With more than 230 islands peppering its waters, a respite from Hong Kong’s urban jungle is never far away. Hop aboard a ferry to these five and discover their rural charms.
Salt of the Earth
Settled nearly 400 years ago by Hakka migrants from central China, the bucolic island and village of Yim Tin Tsai once thrived on salt production. By the late 19th century, the salt trade had dried up, and visiting missionaries converted its residents to Catholicism. Village chief Colin Chan has tirelessly restored the chapel, school, a number of houses, and the historic salt pans over the past 20 years, turning the long-abandoned settlement into a living museum. Hourly ferries from Sai Kung serve the island every weekend, and walking tours offer a glimpse into its unusual history and Chinese Catholic culture.

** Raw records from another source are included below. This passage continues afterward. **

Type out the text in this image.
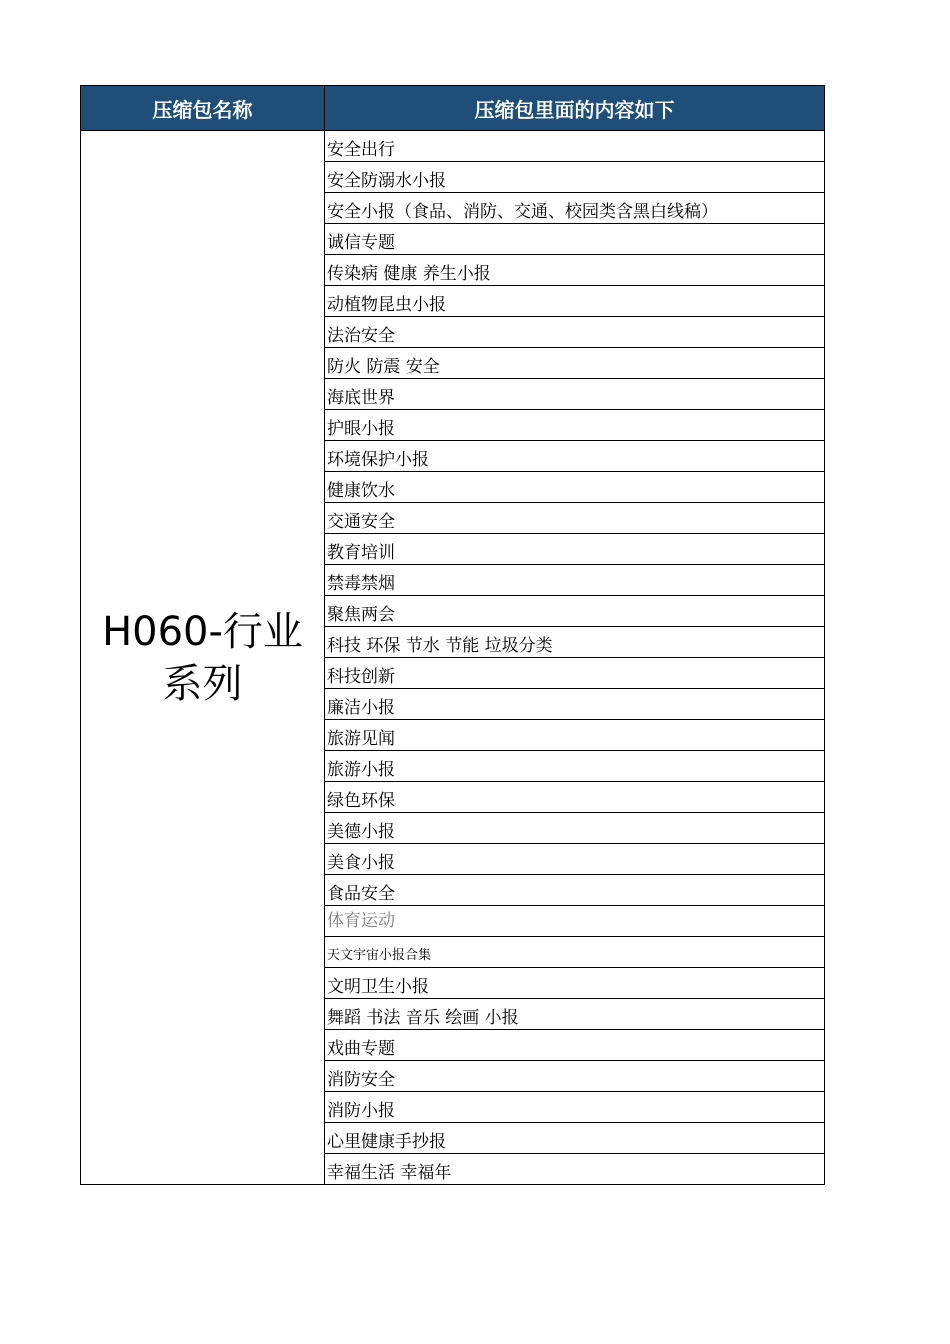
压缩包名称	压缩包里面的内容如下

H060-行业
系列	安全出行
	安全防溺水小报
	安全小报（食品、消防、交通、校园类含黑白线稿）
	诚信专题
	传染病 健康 养生小报
	动植物昆虫小报
	法治安全
	防火 防震 安全
	海底世界
	护眼小报
	环境保护小报
	健康饮水
	交通安全
	教育培训
	禁毒禁烟
	聚焦两会
	科技 环保 节水 节能 垃圾分类
	科技创新
	廉洁小报
	旅游见闻
	旅游小报
	绿色环保
	美德小报
	美食小报
	食品安全
	体育运动
	天文宇宙小报合集
	文明卫生小报
	舞蹈 书法 音乐 绘画 小报
	戏曲专题
	消防安全
	消防小报
	心里健康手抄报
	幸福生活 幸福年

While visitors flock to its much larger neighbor Lantau, few make the journey to Peng Chau, a serene, modestly sized island that was once known for its porcelain workshops and the Great China Match factory—the largest in Hong Kong—that closed its doors in 1976. Stop by Kee Sum Café (852/2983-0554) for a bite of its famous shrimp toast before walking to the top of Finger Hill, where a sweeping view of Kowloon and Hong Kong Island awaits. Next, visit the island’s last remaining porcelain workshop, Chiu Kee Porcelain (852/9193-8044), which specializes in hand-painted dishware. You could check out the tranquil beach or explore Lung Mo Temple, dedicated to the Dragon Mother. Either way, end the day with a sundowner at Les Copains d’abord (852/9432-5070), a casual French wine bar with alfresco seating that hosts the occasional game of pétanque.
On the Rocks
It takes nearly two hours to reach crescent-shaped Tung Ping Chau from the nearest ferry pier, but when you arrive at the secluded island, you’ll be treated to spectacular geological formations, pristine beaches, and some of Hong Kong’s best dive sites. Formerly home to 3,000 people, the island is largely uninhabited, though villagers return on the weekend to cater to visitors, many of whom camp overnight. You’ll find historic temples and fresh seafood galore, but it’s the coastal terrain that is the real attraction, especially Drum Rocks—two eight-meter-high sea stacks at the island’s south easternmost point.
Far-flung Kat O lies in the northeastern New Territories, separated from mainland China by little more than a kilometer of sea. Its few hundred residents are spread between four interconnected fishing villages along the western shore. On the main street, the recently restored Tin Hau temple (dedicated to the Sea Goddess) dates from 1763, with intricate carvings and painted rafters that liven up the gray-brick interior. A few doors down, Kat O Geoheritage Center is another must-visit for its exhibits detailing the island’s traditional culture and geology. Kat O is a major stop on the daylong Hakka cultural excursion run by Countryside Adventure Tours, which also includes a visit to the nearby mainland village of Lai Chi Wo.
Take a Hike
Hong Kong’s southernmost island, Po Toi, is a windswept, boulder-studded playground for walkers. Motorized kaito ferries ply the one-hour route from Aberdeen four days a week, while a weekend service from Stanley’s Blake Pier gets you there in half the time. In the island’s southwest, a concrete pathway follows the coast before looping back to the jetty via the hilly interior, taking in 3,000-year-old Bronze Age rock carvings and natural outcrops resembling a tortoise, a snail, and a giant hand en route. Once you’ve worked up an appetite, the deep-fried calamari and steamed scallops at beachfront Ming Kee Seafood Restaurant (852/2849-7038) are highly recommended. Kaito ferry schedules for Po Toi and other outlying islands can be found on the Transport Department website.